Coronavirus and the double impact on Australia


Since we last wrote of the potential economic impacts of the Coronavirus on the economy (here) things have deteriorated further.

In anticipation of the effects of the escalation of the virus, and with the reopening of their financial markets after being shut since 23 January for the Chinese NY holiday, the Chinese government pre-emptively announced before the start of trade yesterday a CNY1.2 trillion (US$174b) liquidity injection into the market, full 10bps drop to PBOC borrowing costs, and a directive to prevent short selling of shares.  That injection, via the Repo market as the Fed is currently doing, was the largest single day cash injection since 2004.  Fears this wouldn’t suffice were realised as their market plunged regardless.  From Bloomberg:

“Officials tried to ward off panic selling before trading resumed through injections of liquidity into the money market, cutting borrowing rates, restricting some selling by brokerages and appealing for calm. All to little avail. Spooked by the mounting death toll from the coronavirus and China’s drastic efforts to contain it -- two-thirds of the economy remains shut down this week -- investors ran for the exits.”
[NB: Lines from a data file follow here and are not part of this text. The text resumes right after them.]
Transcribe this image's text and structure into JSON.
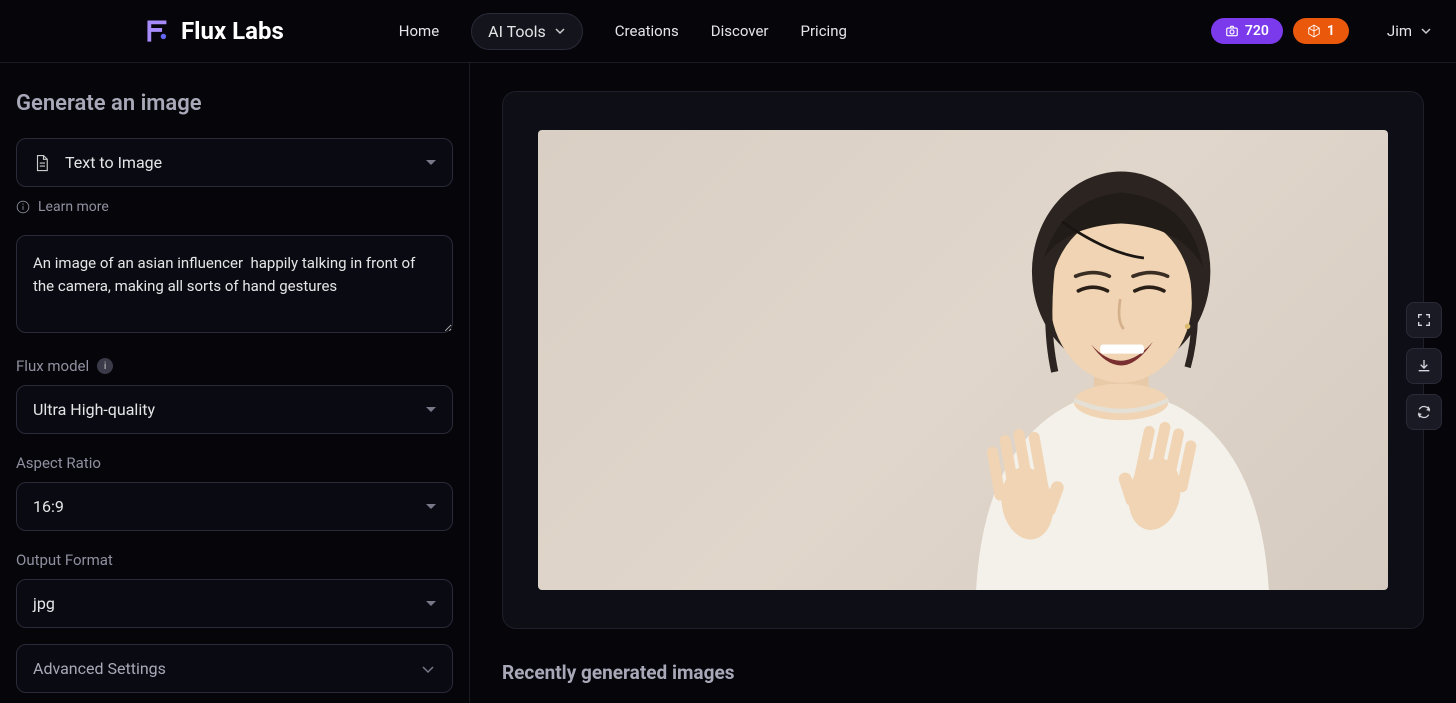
{
  "brand": "Flux Labs",
  "nav": {
    "home": "Home",
    "aitools": "AI Tools",
    "creations": "Creations",
    "discover": "Discover",
    "pricing": "Pricing"
  },
  "credits": {
    "purple": "720",
    "orange": "1"
  },
  "user": {
    "name": "Jim"
  },
  "sidebar": {
    "title": "Generate an image",
    "mode": "Text to Image",
    "learn_more": "Learn more",
    "prompt": "An image of an asian influencer  happily talking in front of the camera, making all sorts of hand gestures",
    "model_label": "Flux model",
    "model_value": "Ultra High-quality",
    "aspect_label": "Aspect Ratio",
    "aspect_value": "16:9",
    "format_label": "Output Format",
    "format_value": "jpg",
    "advanced": "Advanced Settings"
  },
  "main": {
    "recent_title": "Recently generated images"
  }
}
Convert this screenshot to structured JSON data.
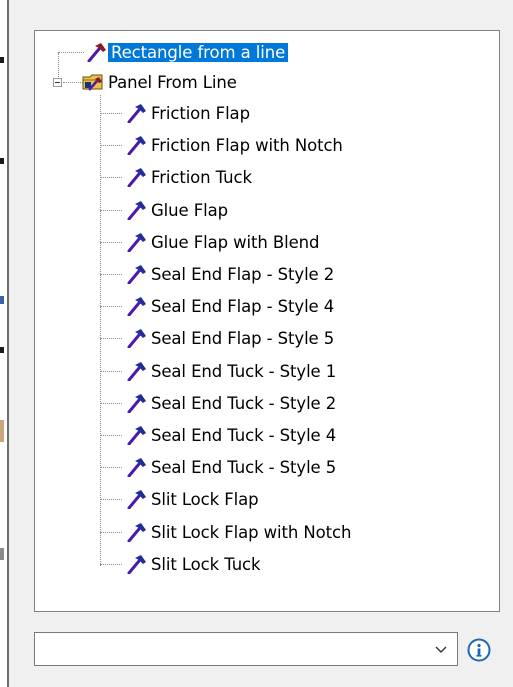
{
  "tree": {
    "root_item": {
      "label": "Rectangle from a line",
      "selected": true,
      "icon": "hammer-icon"
    },
    "folder": {
      "label": "Panel From Line",
      "expanded": true,
      "icon": "folder-icon",
      "expander_icon": "minus-box-icon",
      "items": [
        {
          "label": "Friction Flap"
        },
        {
          "label": "Friction Flap with Notch"
        },
        {
          "label": "Friction Tuck"
        },
        {
          "label": "Glue Flap"
        },
        {
          "label": "Glue Flap with Blend"
        },
        {
          "label": "Seal End Flap - Style 2"
        },
        {
          "label": "Seal End Flap - Style 4"
        },
        {
          "label": "Seal End Flap - Style 5"
        },
        {
          "label": "Seal End Tuck - Style 1"
        },
        {
          "label": "Seal End Tuck - Style 2"
        },
        {
          "label": "Seal End Tuck - Style 4"
        },
        {
          "label": "Seal End Tuck - Style 5"
        },
        {
          "label": "Slit Lock Flap"
        },
        {
          "label": "Slit Lock Flap with Notch"
        },
        {
          "label": "Slit Lock Tuck"
        }
      ]
    }
  },
  "combo": {
    "value": "",
    "arrow_icon": "chevron-down-icon"
  },
  "info_button": {
    "icon": "info-icon"
  },
  "colors": {
    "selection": "#0078d7",
    "hammer_handle": "#4b1ba8",
    "hammer_head": "#8b1a2b",
    "info_blue": "#1f66b8",
    "folder_yellow": "#e8c244"
  }
}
At home yesterday our market ‘only’ fell 1.3% and our dollar rebounded a little off its 66.8 low over the weekend above 67, but sits again with a 66 handle as we write this. 

Our market wasn’t helped by yet another terrible AIG Manufacturing PMI print.  It fell another 2.9 points to 45.4 in January, its lowest since 2015 and importantly before the effects of the virus were felt.

Australian PMI

They noted too that “looking ahead, the production, new orders and deliveries activity indices in the Australian PMI all contracted at a faster pace in January and suggest that weak business conditions for Australian manufacturers will continue for some months into 2020.” Again, this is before the virus was known of… We are starting from a particularly weak base.
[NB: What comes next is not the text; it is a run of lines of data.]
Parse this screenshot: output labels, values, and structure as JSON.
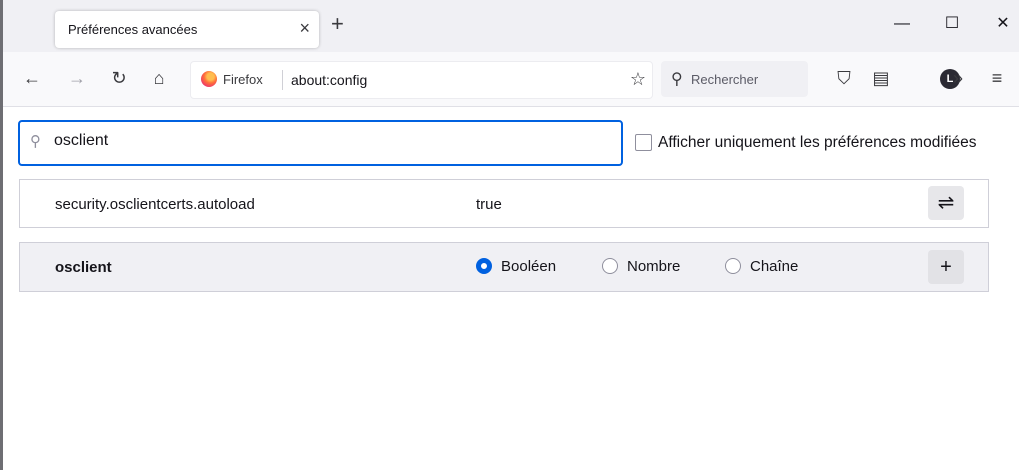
{
  "tab": {
    "title": "Préférences avancées",
    "close_icon": "×",
    "new_tab_icon": "+"
  },
  "window_controls": {
    "minimize": "—",
    "maximize": "☐",
    "close": "✕"
  },
  "nav": {
    "back": "←",
    "forward": "→",
    "reload": "↻",
    "home": "⌂",
    "identity_label": "Firefox",
    "url": "about:config",
    "bookmark_icon": "☆",
    "search_placeholder": "Rechercher",
    "search_icon": "⚲",
    "pocket_icon": "⛉",
    "reader_icon": "▤",
    "account_initial": "L",
    "overflow_icon": "»",
    "menu_icon": "≡"
  },
  "config": {
    "search_value": "osclient",
    "search_icon": "⚲",
    "show_modified_label": "Afficher uniquement les préférences modifiées",
    "show_modified_checked": false
  },
  "preferences": [
    {
      "name": "security.osclientcerts.autoload",
      "value": "true",
      "action_icon": "⇌"
    }
  ],
  "new_pref": {
    "name": "osclient",
    "types": [
      {
        "label": "Booléen",
        "checked": true
      },
      {
        "label": "Nombre",
        "checked": false
      },
      {
        "label": "Chaîne",
        "checked": false
      }
    ],
    "add_icon": "+"
  },
  "colors": {
    "accent": "#0061e0",
    "tabstrip": "#f0f0f4",
    "toolbar": "#f9f9fb"
  }
}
Describing the economic ‘calamity’ before Australia, Macro Business’s David Llewellyn-Smith wrote yesterday:

“The formulation of the gathering catastrophe is simple. Coronavirus is loose in China. The Chinese Communist Party has declared war upon it and must win lest it jeopardise itself. As the virus explodes, the base case for that is now to progressively shut the country down for six-to-nine months. There is still an upside risk case that the CCP succeeds in choking the virus sooner, or a miracle drug appears, but with each passing day material economic harm well beyond SARS is being done to China. And there is an even higher probability risk case that the CCP fails and the world succumbs to a pandemic unseen since the Spanish Flu of 1918.”

The impact on the Chinese economy could well be understood and as we reported last week SARS saw a 70% hit to their GDP that quarter alone.  This looks to be potentially much worse than SARS.  As for the rest of the world:

“The global fallout from this will be equally large. Europe and emerging markets are very export-dependent upon China. In the base case, both will see growth crash. Europe’s broken banks will see casualties in the recession.
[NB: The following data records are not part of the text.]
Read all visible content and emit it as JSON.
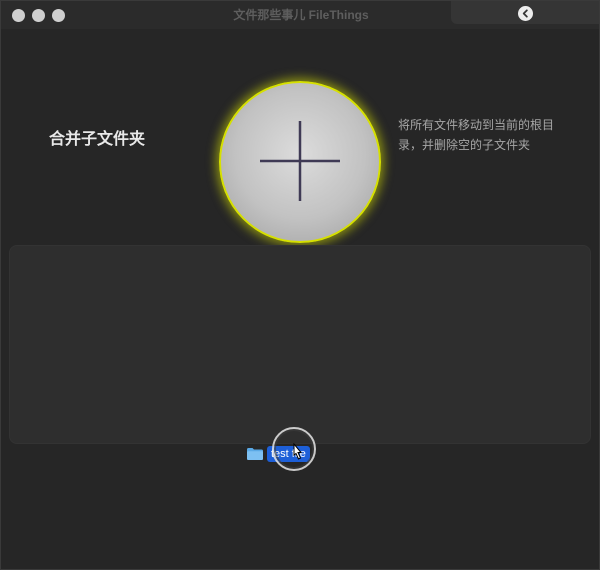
{
  "window": {
    "title": "文件那些事儿 FileThings"
  },
  "mode": {
    "label": "合并子文件夹",
    "description": "将所有文件移动到当前的根目录，并删除空的子文件夹"
  },
  "drag": {
    "filename": "test file"
  },
  "colors": {
    "accent_glow": "#d6e000",
    "selection": "#1d5fd8",
    "background": "#262626"
  },
  "icons": {
    "back": "chevron-left-icon",
    "drop": "plus-icon",
    "folder": "folder-icon",
    "cursor": "pointer-cursor-icon"
  }
}
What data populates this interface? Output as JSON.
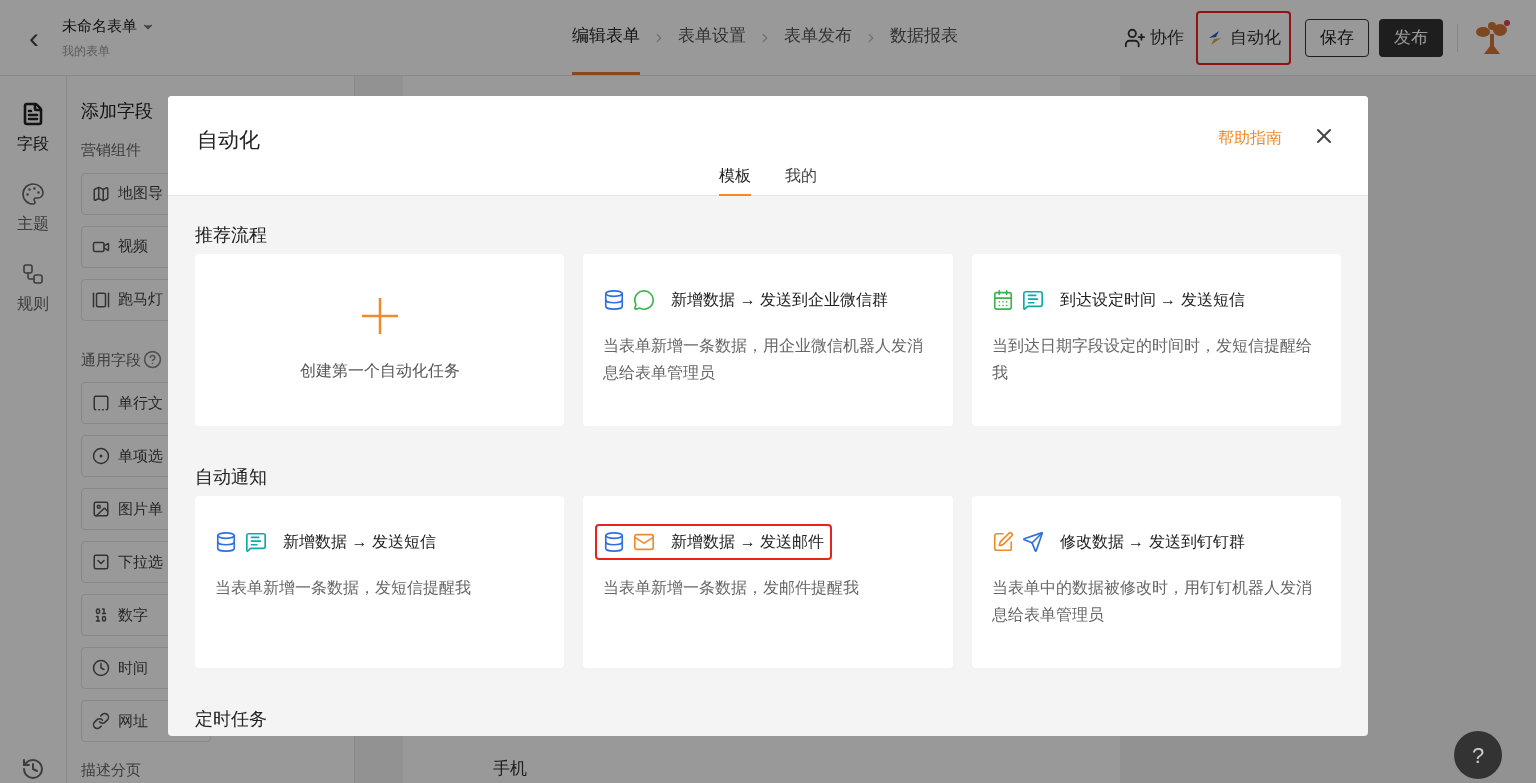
{
  "header": {
    "back": "‹",
    "form_title": "未命名表单",
    "form_subtitle": "我的表单",
    "steps": [
      {
        "label": "编辑表单",
        "selected": true
      },
      {
        "label": "表单设置",
        "selected": false
      },
      {
        "label": "表单发布",
        "selected": false
      },
      {
        "label": "数据报表",
        "selected": false
      }
    ],
    "collab": "协作",
    "automation": {
      "label": "自动化",
      "highlighted": true
    },
    "save": "保存",
    "publish": "发布"
  },
  "rail": [
    {
      "kind": "field",
      "label": "字段",
      "selected": true
    },
    {
      "kind": "theme",
      "label": "主题",
      "selected": false
    },
    {
      "kind": "rule",
      "label": "规则",
      "selected": false
    }
  ],
  "field_panel": {
    "title": "添加字段",
    "groups": [
      {
        "title": "营销组件",
        "items": [
          {
            "kind": "map",
            "label": "地图导"
          },
          {
            "kind": "video",
            "label": "视频"
          },
          {
            "kind": "carousel",
            "label": "跑马灯"
          }
        ]
      },
      {
        "title": "通用字段",
        "help": true,
        "items": [
          {
            "kind": "text",
            "label": "单行文"
          },
          {
            "kind": "radio",
            "label": "单项选"
          },
          {
            "kind": "image",
            "label": "图片单"
          },
          {
            "kind": "select",
            "label": "下拉选"
          },
          {
            "kind": "number",
            "label": "数字"
          },
          {
            "kind": "time",
            "label": "时间"
          },
          {
            "kind": "link",
            "label": "网址"
          }
        ]
      }
    ],
    "footer": "描述分页"
  },
  "canvas": {
    "label": "手机"
  },
  "modal": {
    "title": "自动化",
    "help_link": "帮助指南",
    "tabs": [
      {
        "label": "模板",
        "selected": true
      },
      {
        "label": "我的",
        "selected": false
      }
    ],
    "sections": [
      {
        "title": "推荐流程",
        "cards": [
          {
            "kind": "create",
            "title": "创建第一个自动化任务"
          },
          {
            "kind": "template",
            "icons": [
              {
                "kind": "database"
              },
              {
                "kind": "wechat"
              }
            ],
            "title": "新增数据 → 发送到企业微信群",
            "description": "当表单新增一条数据，用企业微信机器人发消息给表单管理员",
            "highlighted": false
          },
          {
            "kind": "template",
            "icons": [
              {
                "kind": "calendar"
              },
              {
                "kind": "sms"
              }
            ],
            "title": "到达设定时间 → 发送短信",
            "description": "当到达日期字段设定的时间时，发短信提醒给我",
            "highlighted": false
          }
        ]
      },
      {
        "title": "自动通知",
        "cards": [
          {
            "kind": "template",
            "icons": [
              {
                "kind": "database"
              },
              {
                "kind": "sms"
              }
            ],
            "title": "新增数据 → 发送短信",
            "description": "当表单新增一条数据，发短信提醒我",
            "highlighted": false
          },
          {
            "kind": "template",
            "icons": [
              {
                "kind": "database"
              },
              {
                "kind": "mail"
              }
            ],
            "title": "新增数据 → 发送邮件",
            "description": "当表单新增一条数据，发邮件提醒我",
            "highlighted": true
          },
          {
            "kind": "template",
            "icons": [
              {
                "kind": "edit"
              },
              {
                "kind": "dingtalk"
              }
            ],
            "title": "修改数据 → 发送到钉钉群",
            "description": "当表单中的数据被修改时，用钉钉机器人发消息给表单管理员",
            "highlighted": false
          }
        ]
      },
      {
        "title": "定时任务"
      }
    ]
  },
  "help_button": "?"
}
Across the Atlantic, the US fortress economy is largely free from direct Chinese contagion. But it’s stock market is exposed to a global recession via shrinking multinational profits, probably made worse by a rising USD safe haven bid. Wall Street is wildly overvalued for the good times, let alone the bad. The base case will drop it by one third, enough to destabilise corporate balance sheets fully loaded with debt for buybacks that have so inflated shareprices. Pain will be exacerbated by the oil price plunge that drives up spreads in the junk bond market.

Which brings us to Australia. All commodities will be wiped out in the next six months including, and perhaps most especially, iron ore, both coals and LNG. There’ll be some offset in gold and an Australian dollar nearing 50 cents.”

Llewellyn-Smith lays the case for his prediction of a 50c AUD…

“My base case is that it only gets worse from here. I put a 50% chance on China needing to shut down for six months to contain the virus. 20% chance that it succeeds more swiftly. And a 30% chance that it fails and global pandemic destroys the business cycle.

And these probabilities are shifting the wrong way fast.

If China is forced to shut down for six months then the Australian dollar is going to be slaughtered to 50 cents as iron ore, coal and LNG markets collapse:

Iron Ore Imports

“A whole range of markets are sitting on crucial long term support lines. These included copper, bonds and the Australian dollar. I expect them to break, which opens the way to the GFC low under 60 cents for the AUD.

But if the scenarios play into the negative risk cases then the Australian dollar is on its way to 50 cents with a bullet.”

We have seen the effects already on just a drop of a few cents.  At a spot price currently around USD1575, a 50c AUD would see AUD3,150, up 34% on its current price… One could ordinarily also expect a much higher USD spot price base given what the global effects on markets could be and the flight to safety that would inevitably see.